On the other side of the border back in Uzbekistan, we quickly reached Nukus, the capital of the Karakalpakstan Autonomous Region. A republic within a republic (neither of which is anything like a republic), Stalin glommed this region onto the Uzbek SSR in 1926 when he couldn’t think of anything to do with its large area and small population.
Since then, Karakalpakstan has been hard hit by one disaster after another, particularly the drying up of the Aral Sea, which was once the world’s fourth largest inland lake. Starting in the 1950′s, the Soviet Union and later the independent ‘Stans consciously diverted the Amu Darya river to such an extent that not a drop of its water now makes it to the Aral basin. In theory, this was to irrigate fields of the all-powerful cotton industry, but in fact more than two thirds of the diverted water evaporates or sinks into the sand before reaching the fields. As a result, the Aral Sea is now a wasteland and the local fishing industry is gone. The residents who haven’t moved away are left in an increasingly dry climate swept by toxic dust storms.

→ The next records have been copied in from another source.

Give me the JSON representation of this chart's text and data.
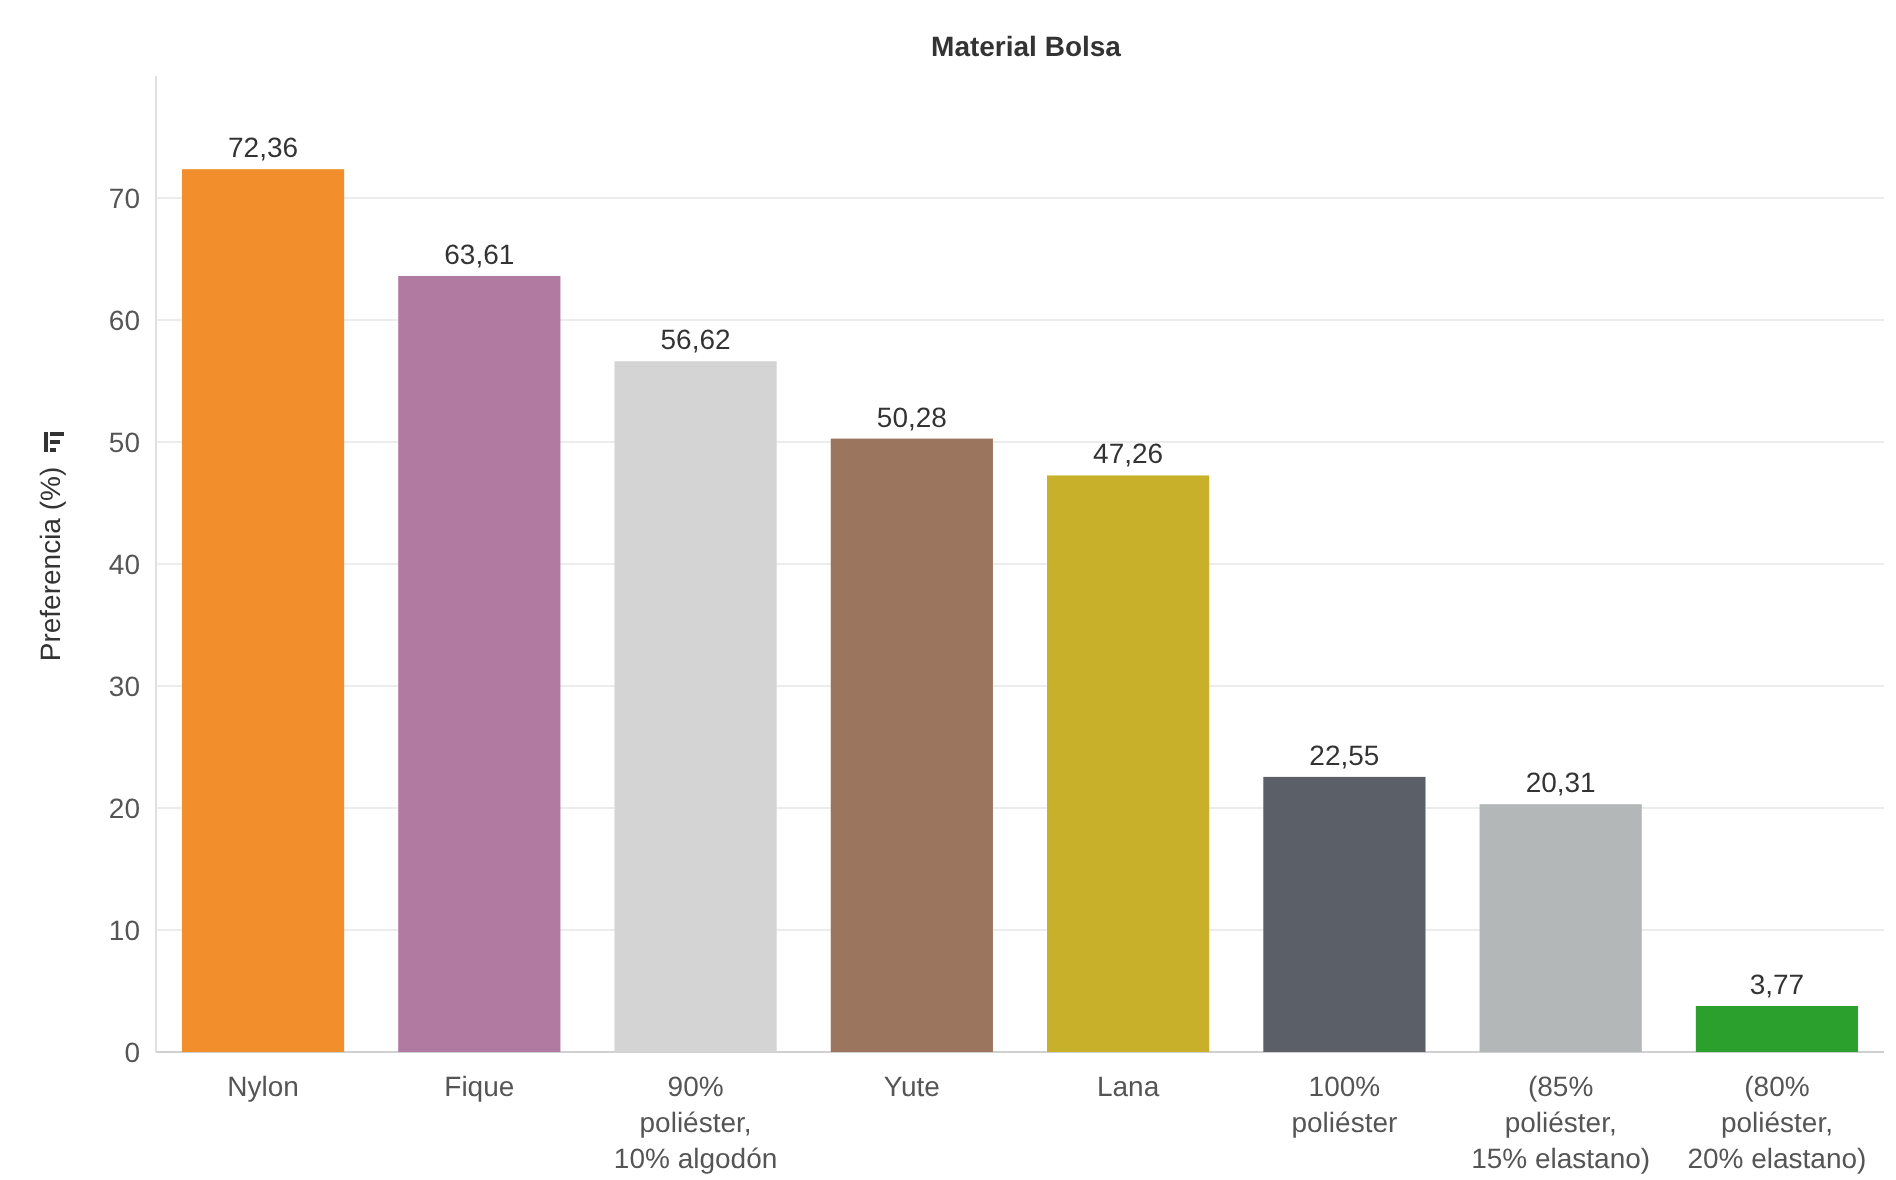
{
  "chart_data": {
    "type": "bar",
    "title": "Material Bolsa",
    "ylabel": "Preferencia (%)",
    "categories": [
      "Nylon",
      "Fique",
      "90% poliéster, 10% algodón",
      "Yute",
      "Lana",
      "100% poliéster",
      "(85% poliéster, 15% elastano)",
      "(80% poliéster, 20% elastano)"
    ],
    "values": [
      72.36,
      63.61,
      56.62,
      50.28,
      47.26,
      22.55,
      20.31,
      3.77
    ],
    "value_labels": [
      "72,36",
      "63,61",
      "56,62",
      "50,28",
      "47,26",
      "22,55",
      "20,31",
      "3,77"
    ],
    "colors": [
      "#f28e2b",
      "#b07aa1",
      "#d4d4d4",
      "#9c755f",
      "#c9b02a",
      "#5b5f68",
      "#b4b7b7",
      "#2ca02c"
    ],
    "ylim": [
      0,
      80
    ],
    "yticks": [
      0,
      10,
      20,
      30,
      40,
      50,
      60,
      70
    ],
    "grid": "y"
  }
}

We obviously didn’t want to spend a long time here, but there was one place we had to visit.
Nukus has one of the most remarkable art museums in the world. A Russian artist named Igor Savitsky moved to Nukus in the 1950s and began collecting avant-garde art both locally and in Moscow. Many of these artists had been forced underground or into the gulags by official policies that viewed “art for art’s sake” as bourgeois and counter-revolutionary. Somehow, because Nukus was at the end of the earth, Savitsky was able to get away with buying and displaying this art that was forbidden everywhere else. By the time he died in 1984, he had assembled one of the most remarkable collections in the world.
The museum is interesting because it displays a large set of work from a few artists who are completely unknown to me and probably most others outside of Russia. Some of the work is quite remarkable and inventive: for example, an artist painting his “self-portrait as a sculpture”. It’s worth the trip.